Not that Thimbleweed Park doesn’t have to make concessions to 2016. “I think one of the things you need to do, especially with more modern gamers, is you need to be clear about what you expect them to do. You need to give them good focus and direction on things. You can’t just push them in the pool and expect them to swim like we could back then,” says Gilbert.

Thus Thimbleweed Park features a system whereby each time you talk to characters they’ll give you more information about what you’re supposed to do next. An in-universe hint system, of sorts, built into the fantasy.

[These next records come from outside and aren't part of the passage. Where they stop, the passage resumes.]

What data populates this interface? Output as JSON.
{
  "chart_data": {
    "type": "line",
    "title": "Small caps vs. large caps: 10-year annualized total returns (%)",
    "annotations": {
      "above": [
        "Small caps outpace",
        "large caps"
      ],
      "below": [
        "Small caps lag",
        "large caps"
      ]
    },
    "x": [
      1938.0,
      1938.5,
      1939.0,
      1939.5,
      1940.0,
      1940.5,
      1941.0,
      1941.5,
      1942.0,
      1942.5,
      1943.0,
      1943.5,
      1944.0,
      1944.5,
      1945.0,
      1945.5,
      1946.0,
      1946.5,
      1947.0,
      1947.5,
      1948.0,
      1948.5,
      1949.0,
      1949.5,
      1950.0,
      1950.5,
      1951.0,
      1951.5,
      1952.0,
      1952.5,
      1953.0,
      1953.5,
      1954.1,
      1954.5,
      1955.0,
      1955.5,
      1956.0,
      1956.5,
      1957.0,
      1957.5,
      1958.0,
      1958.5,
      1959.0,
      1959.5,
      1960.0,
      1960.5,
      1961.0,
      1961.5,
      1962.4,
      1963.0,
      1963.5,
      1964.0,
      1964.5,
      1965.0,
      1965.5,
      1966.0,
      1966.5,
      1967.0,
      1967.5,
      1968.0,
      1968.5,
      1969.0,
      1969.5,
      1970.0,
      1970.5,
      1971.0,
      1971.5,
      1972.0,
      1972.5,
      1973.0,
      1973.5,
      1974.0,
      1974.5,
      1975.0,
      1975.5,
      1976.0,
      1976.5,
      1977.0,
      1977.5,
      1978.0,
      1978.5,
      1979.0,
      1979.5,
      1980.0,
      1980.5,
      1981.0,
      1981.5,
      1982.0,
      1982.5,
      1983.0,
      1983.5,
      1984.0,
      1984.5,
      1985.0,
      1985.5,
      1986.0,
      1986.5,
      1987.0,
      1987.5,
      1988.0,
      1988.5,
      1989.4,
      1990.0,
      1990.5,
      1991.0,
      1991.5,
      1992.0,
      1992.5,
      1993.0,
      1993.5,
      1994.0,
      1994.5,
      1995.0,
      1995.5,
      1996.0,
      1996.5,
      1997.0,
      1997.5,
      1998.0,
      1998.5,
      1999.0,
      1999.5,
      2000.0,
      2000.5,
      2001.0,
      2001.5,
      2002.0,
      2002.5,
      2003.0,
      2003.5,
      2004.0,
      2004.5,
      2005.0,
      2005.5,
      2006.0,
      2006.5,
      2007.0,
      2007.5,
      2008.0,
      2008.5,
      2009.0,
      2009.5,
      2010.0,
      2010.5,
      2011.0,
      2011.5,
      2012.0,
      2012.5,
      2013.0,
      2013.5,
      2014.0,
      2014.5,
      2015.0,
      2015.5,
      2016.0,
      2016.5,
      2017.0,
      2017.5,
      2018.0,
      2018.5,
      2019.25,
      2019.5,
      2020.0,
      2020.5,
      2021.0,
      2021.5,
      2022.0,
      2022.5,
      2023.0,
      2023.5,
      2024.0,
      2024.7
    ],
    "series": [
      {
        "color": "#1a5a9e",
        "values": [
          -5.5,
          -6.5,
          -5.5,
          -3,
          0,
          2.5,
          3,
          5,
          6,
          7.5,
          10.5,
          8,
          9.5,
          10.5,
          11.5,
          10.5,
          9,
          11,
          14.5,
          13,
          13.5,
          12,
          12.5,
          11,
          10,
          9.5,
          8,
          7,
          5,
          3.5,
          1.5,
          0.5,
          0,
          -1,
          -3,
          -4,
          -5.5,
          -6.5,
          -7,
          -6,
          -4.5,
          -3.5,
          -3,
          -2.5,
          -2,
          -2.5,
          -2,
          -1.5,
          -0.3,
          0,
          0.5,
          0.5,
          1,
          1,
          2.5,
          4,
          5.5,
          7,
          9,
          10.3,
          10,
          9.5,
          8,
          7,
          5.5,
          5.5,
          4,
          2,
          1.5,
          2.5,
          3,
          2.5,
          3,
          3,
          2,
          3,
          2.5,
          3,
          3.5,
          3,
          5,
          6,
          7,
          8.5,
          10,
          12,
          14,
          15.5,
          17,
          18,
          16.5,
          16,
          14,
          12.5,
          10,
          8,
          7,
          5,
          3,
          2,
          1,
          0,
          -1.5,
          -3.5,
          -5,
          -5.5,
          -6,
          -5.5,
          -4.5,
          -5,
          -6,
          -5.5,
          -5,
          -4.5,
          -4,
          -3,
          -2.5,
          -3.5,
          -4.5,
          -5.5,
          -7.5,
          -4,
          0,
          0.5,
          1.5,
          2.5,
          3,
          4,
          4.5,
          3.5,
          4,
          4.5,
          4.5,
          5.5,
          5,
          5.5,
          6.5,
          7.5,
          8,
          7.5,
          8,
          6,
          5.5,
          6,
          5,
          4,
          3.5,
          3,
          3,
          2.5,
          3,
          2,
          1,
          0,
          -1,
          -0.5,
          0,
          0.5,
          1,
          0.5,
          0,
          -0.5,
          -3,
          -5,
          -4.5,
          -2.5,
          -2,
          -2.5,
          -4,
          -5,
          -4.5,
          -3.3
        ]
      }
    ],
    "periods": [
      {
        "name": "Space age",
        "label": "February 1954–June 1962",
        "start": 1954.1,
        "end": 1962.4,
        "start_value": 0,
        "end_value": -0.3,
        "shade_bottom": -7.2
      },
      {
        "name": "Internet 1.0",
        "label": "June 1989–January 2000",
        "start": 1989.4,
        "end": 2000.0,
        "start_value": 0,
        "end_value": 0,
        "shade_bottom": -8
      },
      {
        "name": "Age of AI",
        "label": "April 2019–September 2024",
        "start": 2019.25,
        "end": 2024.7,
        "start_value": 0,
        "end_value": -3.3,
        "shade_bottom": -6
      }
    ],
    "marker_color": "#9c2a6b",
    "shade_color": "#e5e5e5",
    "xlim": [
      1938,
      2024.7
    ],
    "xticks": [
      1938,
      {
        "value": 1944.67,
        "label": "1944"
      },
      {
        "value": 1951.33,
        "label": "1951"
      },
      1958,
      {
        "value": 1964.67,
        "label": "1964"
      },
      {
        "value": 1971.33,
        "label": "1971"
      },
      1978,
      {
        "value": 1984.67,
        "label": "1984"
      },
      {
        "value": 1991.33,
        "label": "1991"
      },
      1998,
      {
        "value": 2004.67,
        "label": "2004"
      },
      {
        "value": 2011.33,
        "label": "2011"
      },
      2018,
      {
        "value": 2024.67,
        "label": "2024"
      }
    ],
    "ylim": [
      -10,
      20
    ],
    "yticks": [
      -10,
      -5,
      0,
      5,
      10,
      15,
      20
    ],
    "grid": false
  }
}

Gilbert was also adamant about the inclusion of voice acting. “I think if you’re trying to attract a newer audience, you have to do voice. It’s just one of those things you have to have in a game.”

Still, it’s one of the most decidedly-retro games to come out of the Kickstarter scene. With Double Fine steadily pumping out HD updates of the old LucasArts games (Day of the Tentacle hits Steam today by the way), Thimbleweed Park looks like it could’ve arisen from the same initiative—like someone at Disney pulled a floppy disk off a shelf and oh, there’s a new Ron Gilbert game. Dust it off and put it on Steam.

Better brush up on your verbs. Thimbleweed Park is scheduled to release sometime this summer.